Ama depremlerde sadece binalar, yapılar çökmüyor. Zihinler de çöküyor. Kırılmanın bir de öyle bir boyutu var.
Psikiyatrinin ana konularından birisidir: “doğal afetlerin” yol açtığı travmalar. Tabii ki travmanın bir de “insan eliyle” oluşanı, yapılanı var. İlginçtir, bu tür travma yıllarca göz önünde iken, özellikle de ‘80 sonrasında, “travma” psikiyatrinin gündemi olarak pek kabul görmemiş. Marjinal bir konu olarak kalmış.
İşte şimdilerde moda olan travmanın Türkiye psikiyatrisinin gündemine girişi de ‘99 depreminden sonra olmuş. Biraz geç bir tarih aslında. Meslekten kıdemli bir abimizin serzenişini haklı çıkaracak kadar geç: “Önceden travma denince herkes kaçardı. İşkence, kötü muamelenin psikiyatrik etkileri travmadan sayılmazdı. Burun kıvrılırdı, görmezden gelinirdi bu tür konular. Depremden sonra ise herkes travma psikiyatristine dönüştü!”
Büyük bir haklılık payı var bu serzenişin. Belki denk gelmiştir, bilemiyorum ama geçen günkü yer sarsıntılarından hemen sonra “travma ve afet psikolojisi” ilanları dolaşmaya başladı sosyal medyada. Dernekler, üniversitelerin ilgili bölümleri hızlı davranmış sanki. Bu sefer depreme, travmaya çok hazırlıklılar: çeşitli “travma ve kriz” birimleri çoktan kurulmuş.
İyi niyetli. Travmayı çoktan kabul etmişler, sonrasına da hazırlıklılar: “dayanıklılık, başa çıkma ve büyüme” sloganlarıyla. Ama tüm bu can siperane uğraşlarda, faaliyetlerde “büyük resmi” kaçıran, “büyük travmamızı” flulaştıran bir yan yok mu? Meslektaşlarımız bu durumun ne kadar farkında, bilemiyorum. Çünkü muhalif oldukları şeyleri, muhalif oldukları şeyleri belirsizleştirerek yerine getiriyorlar. Sorun burada.

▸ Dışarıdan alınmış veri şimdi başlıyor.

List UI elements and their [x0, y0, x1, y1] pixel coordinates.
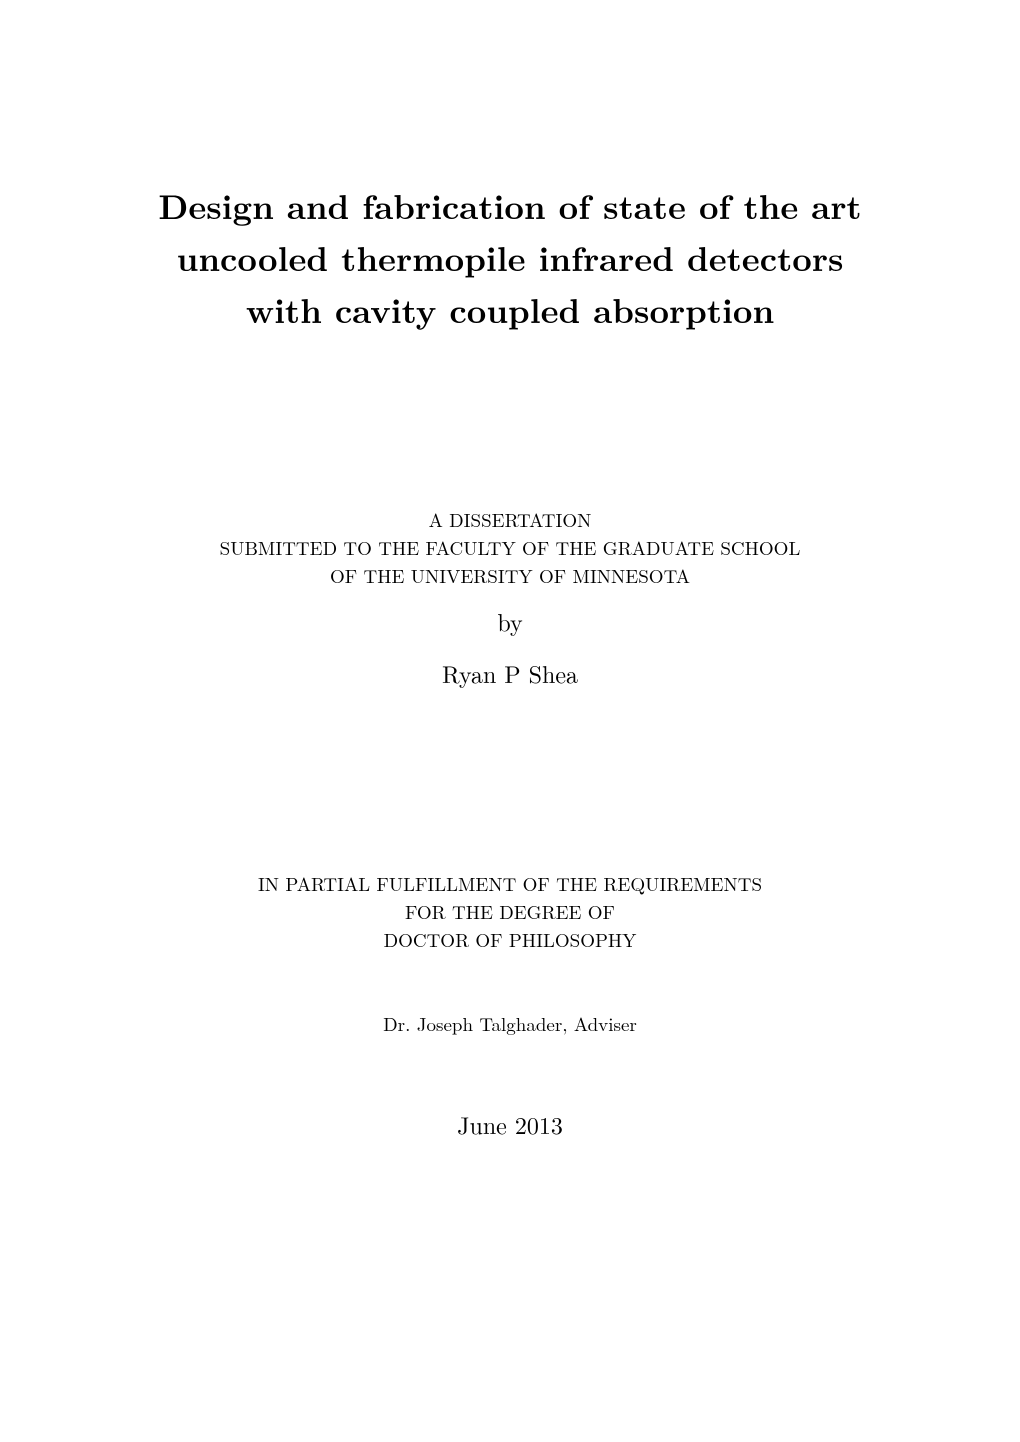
fulfillment-line-1: IN PARTIAL FULFILLMENT OF THE REQUIREMEN…	[110, 870, 910, 898]
dissertation-heading-line-2: SUBMITTED TO THE FACULTY OF THE GRADUATE…	[110, 534, 910, 562]
dissertation-heading-line-3: OF THE UNIVERSITY OF MINNESOTA	[110, 562, 910, 590]
date-line: June 2013	[110, 1107, 910, 1141]
title-line-2: uncooled thermopile infrared detectors	[110, 232, 910, 284]
author-name: Ryan P Shea	[110, 656, 910, 690]
fulfillment-block: IN PARTIAL FULFILLMENT OF THE REQUIREMEN…	[110, 870, 910, 954]
title-page: Design and fabrication of state of the a…	[0, 0, 1020, 1442]
dissertation-heading-block: A DISSERTATION SUBMITTED TO THE FACULTY …	[110, 506, 910, 590]
dissertation-title: Design and fabrication of state of the a…	[110, 180, 910, 336]
dissertation-heading-line-1: A DISSERTATION	[110, 506, 910, 534]
title-line-1: Design and fabrication of state of the a…	[110, 180, 910, 232]
title-line-3: with cavity coupled absorption	[110, 284, 910, 336]
fulfillment-line-3: DOCTOR OF PHILOSOPHY	[110, 926, 910, 954]
adviser-line: Dr. Joseph Talghader, Adviser	[110, 1010, 910, 1037]
fulfillment-line-2: FOR THE DEGREE OF	[110, 898, 910, 926]
by-label: by	[110, 604, 910, 638]
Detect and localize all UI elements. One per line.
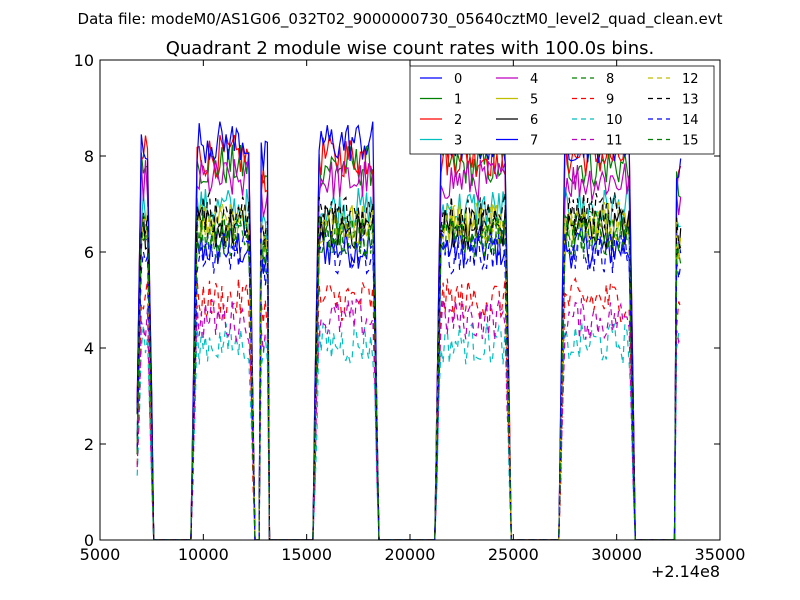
suptitle: Data file: modeM0/AS1G06_032T02_90000007…	[78, 10, 723, 29]
x-offset-label: +2.14e8	[651, 562, 720, 581]
series-line-4	[136, 159, 682, 540]
series-line-9	[136, 276, 682, 540]
legend-label-11: 11	[606, 134, 623, 149]
legend-label-7: 7	[530, 134, 538, 149]
legend-label-8: 8	[606, 72, 614, 87]
legend-label-6: 6	[530, 113, 538, 128]
series-line-2	[136, 134, 682, 540]
x-tick-label: 15000	[281, 545, 332, 564]
chart-title: Quadrant 2 module wise count rates with …	[166, 38, 655, 59]
legend-label-5: 5	[530, 93, 538, 108]
legend-label-1: 1	[454, 93, 462, 108]
series-layer	[136, 121, 682, 540]
legend-label-2: 2	[454, 113, 462, 128]
y-tick-label: 2	[84, 435, 94, 454]
series-line-15	[136, 214, 682, 540]
series-line-8	[136, 210, 682, 540]
y-tick-label: 4	[84, 339, 94, 358]
x-tick-label: 35000	[695, 545, 746, 564]
legend-label-3: 3	[454, 134, 462, 149]
y-tick-label: 10	[74, 51, 94, 70]
x-tick-label: 30000	[591, 545, 642, 564]
series-line-14	[136, 230, 682, 540]
series-line-3	[136, 185, 681, 540]
legend-label-0: 0	[454, 72, 462, 87]
legend-label-9: 9	[606, 93, 614, 108]
legend-label-4: 4	[530, 72, 538, 87]
legend-label-10: 10	[606, 113, 623, 128]
series-line-10	[136, 320, 682, 540]
series-line-0	[136, 225, 682, 540]
y-tick-label: 0	[84, 531, 94, 550]
legend-label-13: 13	[682, 93, 699, 108]
legend-label-15: 15	[682, 134, 699, 149]
legend-label-14: 14	[682, 113, 699, 128]
series-line-12	[136, 201, 682, 540]
x-tick-label: 20000	[385, 545, 436, 564]
legend-box	[409, 65, 715, 155]
y-tick-label: 6	[84, 243, 94, 262]
legend-label-12: 12	[682, 72, 699, 87]
x-tick-label: 5000	[80, 545, 121, 564]
ticks-layer: 5000 10000 15000 20000 25000 30000 35000 0 2 4 6 8 1…	[74, 51, 746, 564]
x-tick-label: 10000	[178, 545, 229, 564]
y-tick-label: 8	[84, 147, 94, 166]
series-line-11	[136, 298, 682, 540]
x-tick-label: 25000	[488, 545, 539, 564]
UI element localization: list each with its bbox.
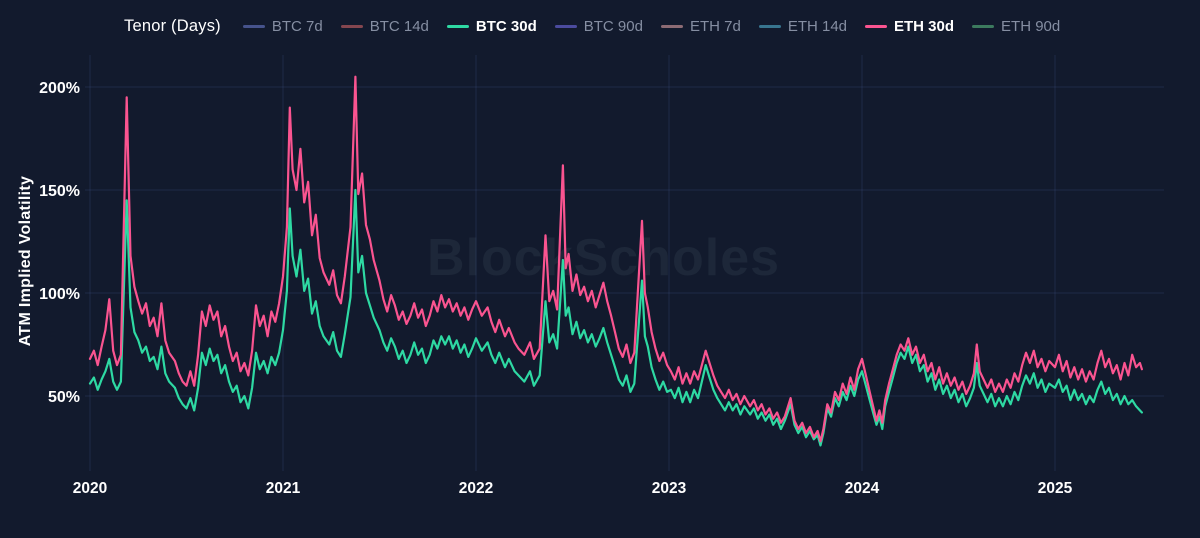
legend-swatch-icon (340, 24, 363, 28)
legend-swatch-icon (446, 24, 469, 28)
legend-item-label: BTC 7d (271, 17, 323, 35)
legend-swatch-icon (554, 24, 577, 28)
legend-item-label: ETH 30d (894, 17, 955, 35)
legend-title: Tenor (Days) (124, 16, 221, 35)
legend-item-label: BTC 90d (583, 17, 643, 35)
x-tick-label-2021: 2021 (266, 480, 301, 497)
series-line-btc-30d (88, 188, 1144, 447)
legend-swatch-icon (660, 24, 683, 28)
legend-item-btc-7d[interactable]: BTC 7d (242, 17, 323, 35)
x-tick-label-2023: 2023 (652, 480, 687, 497)
legend-swatch-icon (972, 24, 995, 28)
y-tick-label-200: 200% (39, 80, 80, 97)
legend-item-btc-30d[interactable]: BTC 30d (446, 17, 537, 35)
y-tick-label-100: 100% (39, 286, 80, 303)
legend-swatch-icon (242, 24, 265, 28)
series-line-eth-30d (88, 75, 1144, 443)
x-tick-label-2022: 2022 (459, 480, 493, 497)
legend: BTC 7d BTC 14d BTC 30d BTC 90d ETH 7d ETH 14d… (242, 17, 1060, 35)
y-tick-label-150: 150% (39, 183, 80, 200)
legend-item-label: BTC 30d (475, 17, 537, 35)
legend-item-label: BTC 14d (369, 17, 429, 35)
chart-header: Tenor (Days) BTC 7d BTC 14d BTC 30d BTC 90d… (124, 14, 1060, 38)
legend-item-eth-30d[interactable]: ETH 30d (865, 18, 954, 35)
legend-item-eth-90d[interactable]: ETH 90d (972, 18, 1060, 35)
legend-item-label: ETH 14d (787, 17, 848, 35)
legend-item-label: ETH 7d (689, 17, 741, 35)
legend-item-btc-90d[interactable]: BTC 90d (554, 17, 643, 35)
x-tick-label-2024: 2024 (845, 480, 880, 497)
legend-swatch-icon (865, 24, 888, 28)
legend-item-eth-14d[interactable]: ETH 14d (758, 17, 848, 35)
legend-item-label: ETH 90d (1001, 17, 1061, 35)
y-tick-label-50: 50% (48, 389, 80, 406)
legend-item-btc-14d[interactable]: BTC 14d (340, 17, 429, 35)
legend-item-eth-7d[interactable]: ETH 7d (660, 17, 741, 35)
x-tick-label-2025: 2025 (1038, 480, 1073, 497)
blockscholes-watermark: BlockScholes (427, 229, 781, 287)
x-tick-label-2020: 2020 (73, 480, 107, 497)
y-axis-title: ATM Implied Volatility (17, 175, 34, 347)
legend-swatch-icon (758, 24, 781, 28)
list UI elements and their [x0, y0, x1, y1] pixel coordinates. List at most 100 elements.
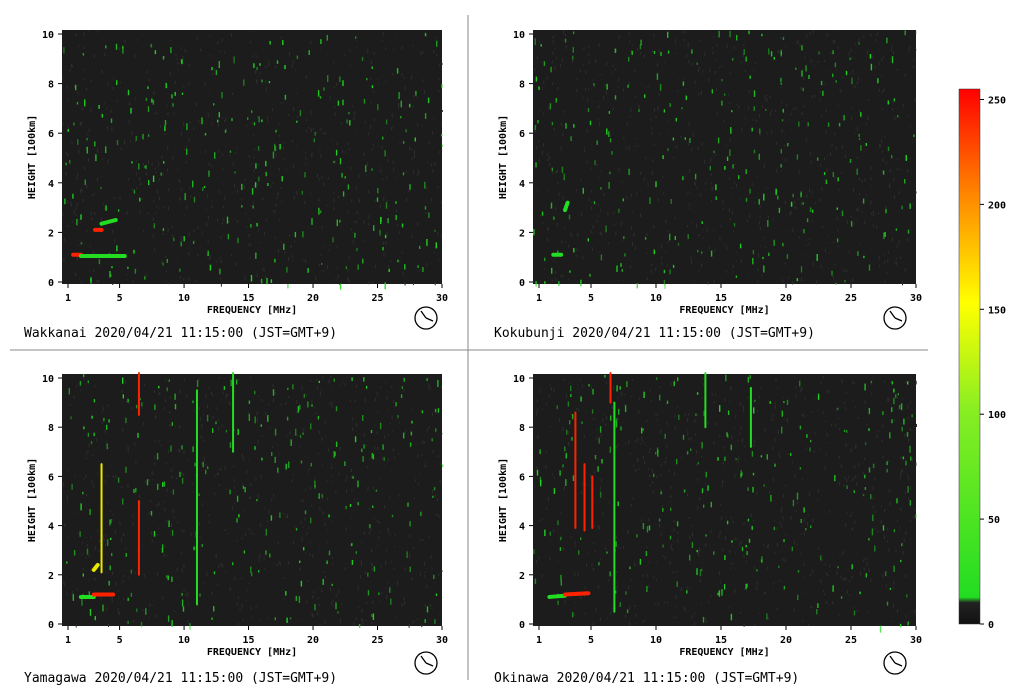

Travma psikiyatrisi, travma psikolojisi de ülkedeki kırılmadan payını alıyor. Herkes deprem öncesini ve sonrasını kabullenmiş gibi. Sanki travmatize olmak kaçınılmaz bir sonuç. Depreme dair bilimsellik aranırken, işte nerede, nasıl olacağı tartışılırken, depremle ilgili en temel bilimsellik kadere, çaresizliğe havale ediliyor ve sonrasına hazırlanılıyor. Halbuki travmatize olmak zorunda değiliz. Hatta elimizdeki olanaklarla bu mümkün. Öyle değil mi?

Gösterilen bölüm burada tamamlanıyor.